What is unfolding in Hong Kong is about far more than a regional power settling post-colonial scores. It is about the constitution of international order. The question of whether China can accommodate its rise to that order seems now almost quaint: Whose order, we might immediately ask? Extradition is an easy fall-boy for this grander problem: Whose laws? Under what rules? Why obey these rather than others?

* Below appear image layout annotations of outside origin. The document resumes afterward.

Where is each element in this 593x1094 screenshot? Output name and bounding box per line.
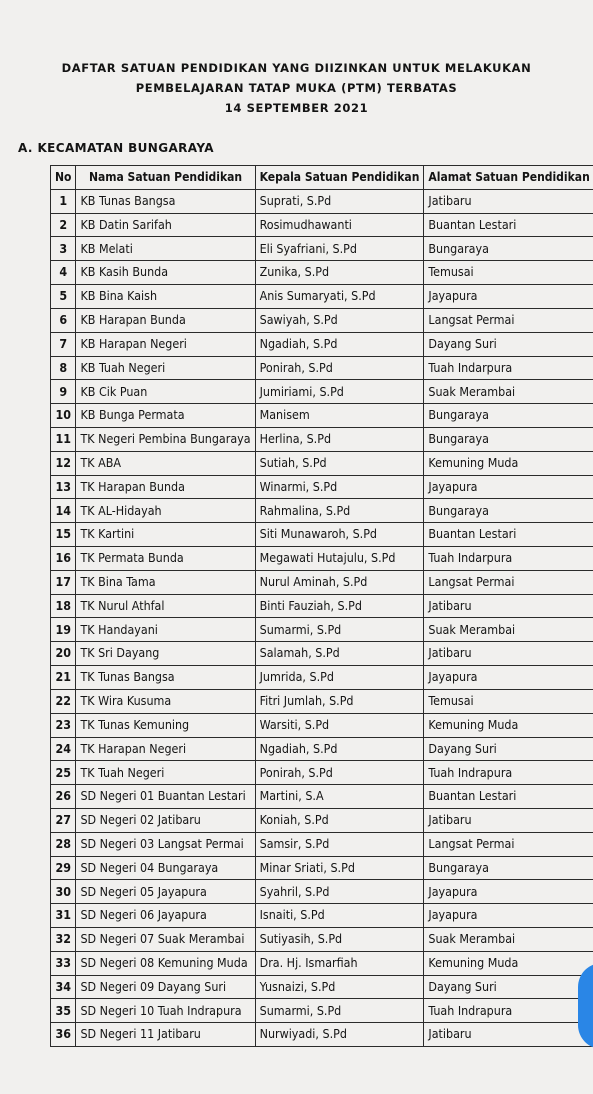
cell-no: 30 bbox=[51, 880, 76, 904]
cell-no: 16 bbox=[51, 547, 76, 571]
cell-address: Bungaraya bbox=[424, 237, 593, 261]
document-title-line-1: DAFTAR SATUAN PENDIDIKAN YANG DIIZINKAN UNTUK MELAKUKAN bbox=[61, 61, 532, 75]
table-row bbox=[51, 761, 593, 785]
cell-principal: Minar Sriati, S.Pd bbox=[255, 856, 424, 880]
cell-school-name: KB Tuah Negeri bbox=[76, 356, 255, 380]
cell-address: Temusai bbox=[424, 261, 593, 285]
table-header-row bbox=[51, 166, 593, 190]
cell-address: Jayapura bbox=[424, 904, 593, 928]
cell-principal: Ngadiah, S.Pd bbox=[255, 332, 424, 356]
cell-school-name: KB Datin Sarifah bbox=[76, 213, 255, 237]
cell-school-name: KB Kasih Bunda bbox=[76, 261, 255, 285]
cell-principal: Jumiriami, S.Pd bbox=[255, 380, 424, 404]
cell-school-name: TK Nurul Athfal bbox=[76, 594, 255, 618]
cell-no: 18 bbox=[51, 594, 76, 618]
cell-address: Kemuning Muda bbox=[424, 713, 593, 737]
cell-principal: Isnaiti, S.Pd bbox=[255, 904, 424, 928]
column-header-no: No bbox=[51, 166, 76, 190]
cell-address: Buantan Lestari bbox=[424, 523, 593, 547]
cell-school-name: SD Negeri 07 Suak Merambai bbox=[76, 928, 255, 952]
cell-address: Jayapura bbox=[424, 475, 593, 499]
cell-no: 24 bbox=[51, 737, 76, 761]
cell-school-name: TK Harapan Negeri bbox=[76, 737, 255, 761]
cell-school-name: TK Harapan Bunda bbox=[76, 475, 255, 499]
cell-school-name: SD Negeri 02 Jatibaru bbox=[76, 808, 255, 832]
cell-school-name: TK Permata Bunda bbox=[76, 547, 255, 571]
table-row bbox=[51, 737, 593, 761]
table-row bbox=[51, 808, 593, 832]
cell-school-name: TK Bina Tama bbox=[76, 570, 255, 594]
cell-school-name: TK Negeri Pembina Bungaraya bbox=[76, 427, 255, 451]
cell-principal: Binti Fauziah, S.Pd bbox=[255, 594, 424, 618]
cell-principal: Eli Syafriani, S.Pd bbox=[255, 237, 424, 261]
cell-principal: Ponirah, S.Pd bbox=[255, 761, 424, 785]
cell-no: 29 bbox=[51, 856, 76, 880]
cell-principal: Sumarmi, S.Pd bbox=[255, 618, 424, 642]
cell-principal: Koniah, S.Pd bbox=[255, 808, 424, 832]
cell-principal: Siti Munawaroh, S.Pd bbox=[255, 523, 424, 547]
table-row bbox=[51, 975, 593, 999]
cell-principal: Warsiti, S.Pd bbox=[255, 713, 424, 737]
cell-school-name: SD Negeri 11 Jatibaru bbox=[76, 1023, 255, 1047]
table-row bbox=[51, 856, 593, 880]
cell-address: Langsat Permai bbox=[424, 570, 593, 594]
table-row bbox=[51, 451, 593, 475]
cell-school-name: TK Tunas Kemuning bbox=[76, 713, 255, 737]
column-header-school-name: Nama Satuan Pendidikan bbox=[76, 166, 255, 190]
cell-principal: Jumrida, S.Pd bbox=[255, 666, 424, 690]
cell-address: Tuah Indrapura bbox=[424, 761, 593, 785]
cell-no: 32 bbox=[51, 928, 76, 952]
cell-address: Dayang Suri bbox=[424, 332, 593, 356]
cell-address: Langsat Permai bbox=[424, 308, 593, 332]
cell-address: Jatibaru bbox=[424, 642, 593, 666]
cell-principal: Salamah, S.Pd bbox=[255, 642, 424, 666]
cell-no: 35 bbox=[51, 999, 76, 1023]
cell-address: Jayapura bbox=[424, 666, 593, 690]
cell-principal: Ponirah, S.Pd bbox=[255, 356, 424, 380]
cell-no: 14 bbox=[51, 499, 76, 523]
table-row bbox=[51, 285, 593, 309]
table-row bbox=[51, 213, 593, 237]
cell-no: 20 bbox=[51, 642, 76, 666]
cell-address: Bungaraya bbox=[424, 404, 593, 428]
cell-no: 36 bbox=[51, 1023, 76, 1047]
cell-no: 28 bbox=[51, 832, 76, 856]
table-row bbox=[51, 999, 593, 1023]
cell-school-name: SD Negeri 06 Jayapura bbox=[76, 904, 255, 928]
cell-principal: Yusnaizi, S.Pd bbox=[255, 975, 424, 999]
cell-address: Jayapura bbox=[424, 285, 593, 309]
cell-address: Tuah Indrapura bbox=[424, 999, 593, 1023]
cell-address: Tuah Indarpura bbox=[424, 356, 593, 380]
cell-no: 9 bbox=[51, 380, 76, 404]
column-header-principal: Kepala Satuan Pendidikan bbox=[255, 166, 424, 190]
table-row bbox=[51, 832, 593, 856]
cell-school-name: KB Melati bbox=[76, 237, 255, 261]
cell-principal: Sutiyasih, S.Pd bbox=[255, 928, 424, 952]
cell-no: 2 bbox=[51, 213, 76, 237]
table-row bbox=[51, 689, 593, 713]
table-body bbox=[51, 189, 593, 1046]
cell-school-name: SD Negeri 03 Langsat Permai bbox=[76, 832, 255, 856]
cell-school-name: TK Wira Kusuma bbox=[76, 689, 255, 713]
table-row bbox=[51, 951, 593, 975]
cell-principal: Winarmi, S.Pd bbox=[255, 475, 424, 499]
table-row bbox=[51, 308, 593, 332]
cell-no: 6 bbox=[51, 308, 76, 332]
cell-address: Tuah Indarpura bbox=[424, 547, 593, 571]
table-row bbox=[51, 618, 593, 642]
table-row bbox=[51, 523, 593, 547]
cell-address: Jatibaru bbox=[424, 594, 593, 618]
cell-principal: Syahril, S.Pd bbox=[255, 880, 424, 904]
table-row bbox=[51, 427, 593, 451]
cell-address: Bungaraya bbox=[424, 427, 593, 451]
document-title-line-2: PEMBELAJARAN TATAP MUKA (PTM) TERBATAS bbox=[135, 81, 458, 95]
table-row bbox=[51, 642, 593, 666]
cell-address: Kemuning Muda bbox=[424, 451, 593, 475]
cell-no: 11 bbox=[51, 427, 76, 451]
cell-address: Bungaraya bbox=[424, 856, 593, 880]
table-row bbox=[51, 189, 593, 213]
cell-school-name: KB Bina Kaish bbox=[76, 285, 255, 309]
cell-no: 7 bbox=[51, 332, 76, 356]
cell-principal: Rahmalina, S.Pd bbox=[255, 499, 424, 523]
cell-address: Bungaraya bbox=[424, 499, 593, 523]
table-row bbox=[51, 332, 593, 356]
table-row bbox=[51, 547, 593, 571]
cell-no: 34 bbox=[51, 975, 76, 999]
cell-principal: Nurul Aminah, S.Pd bbox=[255, 570, 424, 594]
cell-principal: Dra. Hj. Ismarfiah bbox=[255, 951, 424, 975]
cell-school-name: TK Sri Dayang bbox=[76, 642, 255, 666]
scroll-indicator[interactable] bbox=[578, 963, 593, 1049]
table-row bbox=[51, 237, 593, 261]
table-row bbox=[51, 570, 593, 594]
cell-school-name: KB Harapan Negeri bbox=[76, 332, 255, 356]
cell-address: Jatibaru bbox=[424, 1023, 593, 1047]
cell-address: Suak Merambai bbox=[424, 618, 593, 642]
cell-address: Dayang Suri bbox=[424, 737, 593, 761]
cell-school-name: KB Harapan Bunda bbox=[76, 308, 255, 332]
cell-no: 8 bbox=[51, 356, 76, 380]
table-row bbox=[51, 880, 593, 904]
cell-no: 12 bbox=[51, 451, 76, 475]
section-heading: A. KECAMATAN BUNGARAYA bbox=[18, 141, 214, 155]
cell-address: Suak Merambai bbox=[424, 380, 593, 404]
cell-address: Langsat Permai bbox=[424, 832, 593, 856]
table-row bbox=[51, 404, 593, 428]
table-row bbox=[51, 928, 593, 952]
cell-principal: Fitri Jumlah, S.Pd bbox=[255, 689, 424, 713]
cell-principal: Suprati, S.Pd bbox=[255, 189, 424, 213]
document-date: 14 SEPTEMBER 2021 bbox=[224, 101, 369, 115]
table-row bbox=[51, 380, 593, 404]
cell-principal: Manisem bbox=[255, 404, 424, 428]
cell-school-name: SD Negeri 01 Buantan Lestari bbox=[76, 785, 255, 809]
table-row bbox=[51, 785, 593, 809]
cell-school-name: SD Negeri 08 Kemuning Muda bbox=[76, 951, 255, 975]
cell-school-name: TK Handayani bbox=[76, 618, 255, 642]
cell-principal: Anis Sumaryati, S.Pd bbox=[255, 285, 424, 309]
cell-school-name: KB Tunas Bangsa bbox=[76, 189, 255, 213]
cell-no: 13 bbox=[51, 475, 76, 499]
cell-principal: Megawati Hutajulu, S.Pd bbox=[255, 547, 424, 571]
cell-school-name: TK ABA bbox=[76, 451, 255, 475]
column-header-address: Alamat Satuan Pendidikan bbox=[424, 166, 593, 190]
cell-no: 3 bbox=[51, 237, 76, 261]
cell-address: Jayapura bbox=[424, 880, 593, 904]
cell-no: 19 bbox=[51, 618, 76, 642]
cell-address: Buantan Lestari bbox=[424, 785, 593, 809]
cell-no: 10 bbox=[51, 404, 76, 428]
cell-principal: Ngadiah, S.Pd bbox=[255, 737, 424, 761]
cell-school-name: TK Tunas Bangsa bbox=[76, 666, 255, 690]
cell-principal: Martini, S.A bbox=[255, 785, 424, 809]
cell-no: 23 bbox=[51, 713, 76, 737]
cell-principal: Sumarmi, S.Pd bbox=[255, 999, 424, 1023]
cell-principal: Rosimudhawanti bbox=[255, 213, 424, 237]
cell-no: 26 bbox=[51, 785, 76, 809]
cell-no: 15 bbox=[51, 523, 76, 547]
table-row bbox=[51, 713, 593, 737]
table-row bbox=[51, 1023, 593, 1047]
cell-no: 25 bbox=[51, 761, 76, 785]
cell-school-name: KB Cik Puan bbox=[76, 380, 255, 404]
table-row bbox=[51, 261, 593, 285]
cell-school-name: KB Bunga Permata bbox=[76, 404, 255, 428]
cell-no: 5 bbox=[51, 285, 76, 309]
cell-principal: Nurwiyadi, S.Pd bbox=[255, 1023, 424, 1047]
cell-school-name: SD Negeri 09 Dayang Suri bbox=[76, 975, 255, 999]
cell-address: Jatibaru bbox=[424, 808, 593, 832]
school-table bbox=[50, 165, 593, 1047]
cell-school-name: SD Negeri 05 Jayapura bbox=[76, 880, 255, 904]
cell-school-name: TK Kartini bbox=[76, 523, 255, 547]
cell-principal: Zunika, S.Pd bbox=[255, 261, 424, 285]
cell-no: 21 bbox=[51, 666, 76, 690]
table-row bbox=[51, 499, 593, 523]
cell-address: Buantan Lestari bbox=[424, 213, 593, 237]
cell-no: 33 bbox=[51, 951, 76, 975]
cell-school-name: TK AL-Hidayah bbox=[76, 499, 255, 523]
cell-principal: Sutiah, S.Pd bbox=[255, 451, 424, 475]
cell-principal: Herlina, S.Pd bbox=[255, 427, 424, 451]
table-row bbox=[51, 594, 593, 618]
cell-address: Dayang Suri bbox=[424, 975, 593, 999]
cell-no: 22 bbox=[51, 689, 76, 713]
cell-no: 1 bbox=[51, 189, 76, 213]
cell-address: Jatibaru bbox=[424, 189, 593, 213]
table-row bbox=[51, 356, 593, 380]
cell-school-name: TK Tuah Negeri bbox=[76, 761, 255, 785]
cell-no: 31 bbox=[51, 904, 76, 928]
table-row bbox=[51, 904, 593, 928]
cell-school-name: SD Negeri 04 Bungaraya bbox=[76, 856, 255, 880]
cell-no: 4 bbox=[51, 261, 76, 285]
cell-no: 17 bbox=[51, 570, 76, 594]
cell-principal: Sawiyah, S.Pd bbox=[255, 308, 424, 332]
cell-no: 27 bbox=[51, 808, 76, 832]
cell-school-name: SD Negeri 10 Tuah Indrapura bbox=[76, 999, 255, 1023]
cell-principal: Samsir, S.Pd bbox=[255, 832, 424, 856]
table-row bbox=[51, 475, 593, 499]
cell-address: Suak Merambai bbox=[424, 928, 593, 952]
table-row bbox=[51, 666, 593, 690]
cell-address: Kemuning Muda bbox=[424, 951, 593, 975]
cell-address: Temusai bbox=[424, 689, 593, 713]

Stuck in the middle, Canada has had some choices to make, and made them look rather harder than most Canadians, I think, would wish. Canada has an enviably optimistic history of trying to build political and economic relationships with the bad boys of the international system: Sharp’s Third Option fueled détentes with the Soviet Union, Cuba, and others. That it tweaked the United States was always a salacious bonus, to remind the Yanks we keep our own counsel. But unsavory as many Canadians may find the current occupant of the White House in the United States, it does not seem to me there is a reasonable debate to be had about whose order, and which laws Canada might wish for in the international system.
Diversification is a great economic temptation, and usually even good trade policy, but it’s not good foreign policy. We should be watching Hong Kong very closely, with a real stake in the outcome. It is the world and its order that will be remade before our eyes.